FILED
NOT FOR PUBLICATION OCT 01 2014
MOLLY C. DWYER, CLERK
UNITED STATES COURT OF APPEALS U.S. COURT OF APPEALS
FOR THE NINTH CIRCUIT
STEPHEN IFECHUKWUDE DIAYI, No. 10-73368
Petitioner, Agency No. A099-769-256
v.
MEMORANDUM*
ERIC H. HOLDER, Jr., Attorney General,
Respondent.
On Petition for Review of an Order of the
Board of Immigration Appeals
Submitted September 23, 2014**
Before: W. FLETCHER, RAWLINSON, and CHRISTEN, Circuit Judges.
Stephen Ifechukwude Diayi, a native and citizen of Nigeria, petitions pro se
for review of the Board of Immigration Appeals’ (“BIA”) order dismissing his
appeal from an immigration judge’s decision denying his application for asylum
and withholding of removal. Our jurisdiction is governed by 8 U.S.C. § 1252. We
*
This disposition is not appropriate for publication and is not precedent
except as provided by 9th Cir. R. 36-3.
**
The panel unanimously concludes this case is suitable for decision
without oral argument. See Fed. R. App. P. 34(a)(2).
review for substantial evidence the agency’s factual findings. Zehatye v. Gonzales,
453 F.3d 1182, 1184-85 (9th Cir. 2006). We deny in part and dismiss in part the
petition for review.
Substantial evidence supports the agency’s determination that even if we
were to assume Diayi advanced persuasive reasons to excuse the untimely filing of
his asylum application, the incidents of mistreatment Diayi suffered in Nigeria,
even cumulatively, do not rise to the level of persecution. See Nagoulko v. INS,
333 F.3d 1012, 1016-18 (9th Cir. 2003) (discrimination, including employment
discrimination, harassment, and physical encounters without any significant
physical violence, did not compel finding of past persecution). We reject Diayi’s
contentions that the agency failed to consider some incidents of harm.
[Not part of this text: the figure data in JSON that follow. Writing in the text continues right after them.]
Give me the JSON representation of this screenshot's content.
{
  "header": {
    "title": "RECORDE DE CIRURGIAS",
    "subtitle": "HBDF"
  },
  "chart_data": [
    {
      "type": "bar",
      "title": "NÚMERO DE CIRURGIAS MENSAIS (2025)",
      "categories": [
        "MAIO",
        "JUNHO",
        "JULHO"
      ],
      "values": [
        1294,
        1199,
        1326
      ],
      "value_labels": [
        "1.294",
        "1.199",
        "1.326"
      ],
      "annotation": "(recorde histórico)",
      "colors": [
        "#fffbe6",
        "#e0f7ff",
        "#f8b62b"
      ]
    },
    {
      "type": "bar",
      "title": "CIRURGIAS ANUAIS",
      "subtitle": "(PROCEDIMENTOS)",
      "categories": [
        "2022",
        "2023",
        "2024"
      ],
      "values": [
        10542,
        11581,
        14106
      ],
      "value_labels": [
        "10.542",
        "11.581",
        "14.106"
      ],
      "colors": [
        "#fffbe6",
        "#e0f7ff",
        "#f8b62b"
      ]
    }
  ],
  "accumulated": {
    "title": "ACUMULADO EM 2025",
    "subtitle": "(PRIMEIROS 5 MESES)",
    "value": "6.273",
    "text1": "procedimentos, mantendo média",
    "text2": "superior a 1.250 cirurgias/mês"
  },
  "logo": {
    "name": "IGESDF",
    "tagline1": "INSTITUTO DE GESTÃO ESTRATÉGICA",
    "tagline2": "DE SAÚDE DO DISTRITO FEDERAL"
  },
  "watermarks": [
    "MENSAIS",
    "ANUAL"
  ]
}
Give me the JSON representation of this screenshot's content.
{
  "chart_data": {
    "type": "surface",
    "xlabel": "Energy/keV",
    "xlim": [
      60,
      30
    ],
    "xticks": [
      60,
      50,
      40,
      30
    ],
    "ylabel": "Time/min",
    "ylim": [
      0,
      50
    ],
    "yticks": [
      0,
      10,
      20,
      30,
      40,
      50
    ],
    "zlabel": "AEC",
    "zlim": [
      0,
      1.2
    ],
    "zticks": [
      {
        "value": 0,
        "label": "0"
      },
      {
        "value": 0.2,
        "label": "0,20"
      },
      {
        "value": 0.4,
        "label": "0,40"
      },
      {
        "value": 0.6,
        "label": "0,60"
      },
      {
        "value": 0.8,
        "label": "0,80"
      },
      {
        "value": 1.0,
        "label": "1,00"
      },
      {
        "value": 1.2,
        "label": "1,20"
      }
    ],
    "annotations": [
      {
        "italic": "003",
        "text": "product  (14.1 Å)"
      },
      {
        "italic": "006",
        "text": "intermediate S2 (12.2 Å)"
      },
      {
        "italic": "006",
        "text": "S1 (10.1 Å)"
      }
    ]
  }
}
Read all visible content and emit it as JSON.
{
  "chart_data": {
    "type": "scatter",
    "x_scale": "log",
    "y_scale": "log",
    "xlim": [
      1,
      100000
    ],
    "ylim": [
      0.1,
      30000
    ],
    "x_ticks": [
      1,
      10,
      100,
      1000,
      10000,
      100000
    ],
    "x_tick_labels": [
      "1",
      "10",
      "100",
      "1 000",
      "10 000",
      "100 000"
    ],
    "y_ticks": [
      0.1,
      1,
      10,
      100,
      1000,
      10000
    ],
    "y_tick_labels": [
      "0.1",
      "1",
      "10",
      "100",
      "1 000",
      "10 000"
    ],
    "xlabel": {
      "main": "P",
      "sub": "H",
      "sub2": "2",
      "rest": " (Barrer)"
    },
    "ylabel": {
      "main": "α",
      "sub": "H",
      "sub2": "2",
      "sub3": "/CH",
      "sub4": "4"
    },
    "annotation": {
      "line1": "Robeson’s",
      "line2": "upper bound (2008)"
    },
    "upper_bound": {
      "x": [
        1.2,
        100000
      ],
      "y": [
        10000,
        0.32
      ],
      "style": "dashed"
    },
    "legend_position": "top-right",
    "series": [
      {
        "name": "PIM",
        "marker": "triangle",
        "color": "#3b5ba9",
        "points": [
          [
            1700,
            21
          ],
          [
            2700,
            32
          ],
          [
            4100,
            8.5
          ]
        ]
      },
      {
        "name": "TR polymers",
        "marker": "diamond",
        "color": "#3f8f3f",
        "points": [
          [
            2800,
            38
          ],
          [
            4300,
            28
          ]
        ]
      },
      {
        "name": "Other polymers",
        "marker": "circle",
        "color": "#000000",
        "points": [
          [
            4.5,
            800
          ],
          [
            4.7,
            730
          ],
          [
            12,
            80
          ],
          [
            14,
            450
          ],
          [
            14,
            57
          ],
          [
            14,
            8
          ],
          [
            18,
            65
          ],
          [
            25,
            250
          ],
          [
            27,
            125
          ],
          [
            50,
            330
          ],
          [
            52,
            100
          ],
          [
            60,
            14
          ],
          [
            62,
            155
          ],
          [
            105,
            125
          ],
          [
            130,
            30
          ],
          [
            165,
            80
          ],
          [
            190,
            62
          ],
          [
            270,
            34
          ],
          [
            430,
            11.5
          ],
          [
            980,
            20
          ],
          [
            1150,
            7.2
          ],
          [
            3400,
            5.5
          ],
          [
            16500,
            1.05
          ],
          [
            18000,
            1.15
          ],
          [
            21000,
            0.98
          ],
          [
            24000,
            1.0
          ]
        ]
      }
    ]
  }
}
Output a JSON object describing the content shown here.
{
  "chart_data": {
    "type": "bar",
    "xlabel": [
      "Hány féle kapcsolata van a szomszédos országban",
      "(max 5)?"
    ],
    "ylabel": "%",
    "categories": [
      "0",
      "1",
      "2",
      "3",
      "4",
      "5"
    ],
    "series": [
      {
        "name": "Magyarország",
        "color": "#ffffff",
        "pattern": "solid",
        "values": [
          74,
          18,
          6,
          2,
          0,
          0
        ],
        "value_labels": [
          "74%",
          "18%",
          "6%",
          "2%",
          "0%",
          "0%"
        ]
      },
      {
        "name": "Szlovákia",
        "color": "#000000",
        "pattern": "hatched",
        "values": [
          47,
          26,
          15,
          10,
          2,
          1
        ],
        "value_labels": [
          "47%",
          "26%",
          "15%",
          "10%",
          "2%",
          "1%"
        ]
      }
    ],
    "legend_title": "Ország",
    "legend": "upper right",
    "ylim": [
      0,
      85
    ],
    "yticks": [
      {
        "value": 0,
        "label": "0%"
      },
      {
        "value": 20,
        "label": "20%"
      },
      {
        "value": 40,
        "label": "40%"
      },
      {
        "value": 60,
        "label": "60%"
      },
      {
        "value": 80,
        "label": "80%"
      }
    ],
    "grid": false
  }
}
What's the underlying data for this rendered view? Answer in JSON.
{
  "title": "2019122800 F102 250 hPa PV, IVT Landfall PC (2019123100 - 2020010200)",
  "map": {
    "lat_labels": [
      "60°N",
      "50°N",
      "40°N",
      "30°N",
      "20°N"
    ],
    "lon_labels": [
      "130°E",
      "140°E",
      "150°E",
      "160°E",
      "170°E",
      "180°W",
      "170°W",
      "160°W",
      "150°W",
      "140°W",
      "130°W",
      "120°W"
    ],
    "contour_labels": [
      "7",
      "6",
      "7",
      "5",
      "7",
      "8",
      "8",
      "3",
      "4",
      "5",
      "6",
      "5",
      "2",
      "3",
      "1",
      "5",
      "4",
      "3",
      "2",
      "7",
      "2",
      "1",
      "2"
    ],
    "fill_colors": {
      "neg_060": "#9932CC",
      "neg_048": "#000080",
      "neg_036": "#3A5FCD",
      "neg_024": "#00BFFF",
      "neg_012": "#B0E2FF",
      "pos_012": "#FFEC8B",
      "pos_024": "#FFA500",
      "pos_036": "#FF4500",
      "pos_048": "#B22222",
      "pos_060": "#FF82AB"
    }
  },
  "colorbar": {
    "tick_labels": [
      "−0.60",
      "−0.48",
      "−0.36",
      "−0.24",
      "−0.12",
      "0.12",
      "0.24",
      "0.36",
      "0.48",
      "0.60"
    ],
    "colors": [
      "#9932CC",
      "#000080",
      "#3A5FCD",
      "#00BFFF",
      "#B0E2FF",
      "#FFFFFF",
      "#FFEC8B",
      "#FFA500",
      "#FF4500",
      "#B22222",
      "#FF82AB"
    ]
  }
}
Substantial
evidence also supports the agency’s determination that Diayi failed to demonstrate
a well-founded fear of future persecution. See id. at 1018 (possibility of future
persecution too speculative). Thus, Diayi’s asylum claim fails.
Because Diayi failed to satisfy the lower standard of proof for asylum, it
necessarily follows that he failed to satisfy the more stringent standard for
withholding of removal. See Zehatye, 453 F.3d at 1190.
Finally, we lack jurisdiction to consider Diayi’s contentions regarding a
2 10-73368
disfavored group analysis because he failed to raise this issue before the BIA. See
Barron v. Ashcroft, 358 F.3d 674, 678 (9th Cir. 2004).
PETITION FOR REVIEW DENIED in part; DISMISSED in part.